Transistorized ignition by Lucas is used on the BRM and Coventry Climax engines, triggered magnetically by a pickup past which magnets fixed onto the flywheel pass: variable timing has not been found necessary. Ferrari, who uses 2 spark plugs per cylinder, employs 4 contact breakers (in two Marelli distributor units) and 4 coils on his V -8 engine.

Where do we go from here? In 1966 the Grand Prix cars will still be required to burn gas, but can have unsupercharged 3-liter engines, or supercharged 1.5-liter engines, or gas turbines rated according to a rather complex new system. The people who five years ago were shouting that a change from a 2.5-liter to a l.5-liter formula would make racing too expensive are now shouting that the change from a 1.5-liter to a 3-liter formula will make racing too expensive, but other people are saving their breath and making plans.

Which type of engine eventually proves best under the 1966 Formula I could depend quite a lot upon how "Commercial Fuel" is eventually interpreted. The types of gas sold to motorists nowadays are extremely heat-sensitive in their anti-knock quality, and while they suit contemporary production automobiles, they would not be suitable for use in highly supercharged engines. Had alcohol fuel been allowed, a supercharged l.5-liter engine would certainly have been expected to beat an unsupercharged 3-liter: if military aviation fuel is allowed, the supercharged engine may yet be competitive: at the moment, however, designers are coming to the view that an unsupercharged 3-liter engine offers the prospect of more power and longer range on a tank of gas.

One trick which might help the supercharged engine would be to meter water from separate tanks into the fuel/ air mixture entering the engine, as an internal coolant and anti­knock additive. Provided neither alcohol, anti-freeze, nor anything else inflammable was mixed with the water, it could hardly be counted as a fuel, and water injection can permit a useful increase in the supercharger pressure usable without an engine detonating itself to pieces. Doing this would, of course, mean carrying more weight in the car.

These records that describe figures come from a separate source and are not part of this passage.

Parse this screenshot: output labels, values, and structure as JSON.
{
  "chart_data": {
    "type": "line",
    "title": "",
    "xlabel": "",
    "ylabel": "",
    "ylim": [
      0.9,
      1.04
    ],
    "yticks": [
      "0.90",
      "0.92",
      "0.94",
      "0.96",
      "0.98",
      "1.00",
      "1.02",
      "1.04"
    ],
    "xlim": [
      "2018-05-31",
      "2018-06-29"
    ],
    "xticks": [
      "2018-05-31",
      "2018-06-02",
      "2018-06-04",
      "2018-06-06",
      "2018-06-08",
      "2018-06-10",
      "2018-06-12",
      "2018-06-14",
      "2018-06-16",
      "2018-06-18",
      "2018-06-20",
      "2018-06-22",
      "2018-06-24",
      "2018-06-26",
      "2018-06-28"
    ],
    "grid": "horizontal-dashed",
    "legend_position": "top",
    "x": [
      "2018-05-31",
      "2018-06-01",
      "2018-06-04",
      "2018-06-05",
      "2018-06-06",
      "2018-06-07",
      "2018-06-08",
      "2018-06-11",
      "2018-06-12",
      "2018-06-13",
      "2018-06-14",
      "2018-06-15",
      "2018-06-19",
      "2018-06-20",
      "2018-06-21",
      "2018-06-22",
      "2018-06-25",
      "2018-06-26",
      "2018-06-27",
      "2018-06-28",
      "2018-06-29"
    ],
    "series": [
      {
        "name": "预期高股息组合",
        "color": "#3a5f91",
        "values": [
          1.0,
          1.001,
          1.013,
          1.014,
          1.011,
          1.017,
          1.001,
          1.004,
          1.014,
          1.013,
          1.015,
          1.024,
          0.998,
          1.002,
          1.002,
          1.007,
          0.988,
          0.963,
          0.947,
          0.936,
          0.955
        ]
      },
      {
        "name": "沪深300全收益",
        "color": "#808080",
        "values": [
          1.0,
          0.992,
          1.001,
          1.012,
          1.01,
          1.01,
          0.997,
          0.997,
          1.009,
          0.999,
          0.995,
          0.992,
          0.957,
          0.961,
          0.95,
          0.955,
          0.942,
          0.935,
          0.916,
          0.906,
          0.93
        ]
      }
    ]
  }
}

Gas turbine cars are another possibility, and a good deal depends on whether any company sees commercial advantages in sponsoring the development of a gas turbine Grand Prix car. A formula for rating gas turbines in comparison with piston engines, based on the area of gas flow at the turbine inlet nozzles and the attainable output pressures with various designs of compressor, has now been laid down by the FIA on the basis of proposals by BRM and Rover engineers. These latter gentlemen seem perhaps to have been rather too honest in admitting what their gas turbines can do, for the new type of engine to get a very favorable rating. I am sure a fast and responsive turbine-engined Grand Prix car could be built, if silence and fuel economy were sacrificed by governing the gas generator to run always at full speed, and opening a "waste gate" to by-pass the power turbine when thrust was not wanted.

At this moment, it would seem pretty certain that BRM, Ferrari, and Honda will be racing from the start of the new Formula I in 1966. Coventry Climax seems determined to take a rest from racing engine construction, perhaps because parent company Jaguar needs work on a new production engine hustled forward, so Lotus will probably have engines bought from BRM if Ford does not produce them something; and Cooper, who has just found fresh financial backing, may be having engines built by Maserati.

To make use of doubled power, a lot of thought is being given to the attractions of 4-wheel-drive, which by giving improved acceleration from slow turns and faster cornering may justify the extra weight and frontal area which its use involves. That, however, is another story!

The 1965 season, though the last, promises even further development of the 1.5-liter engine.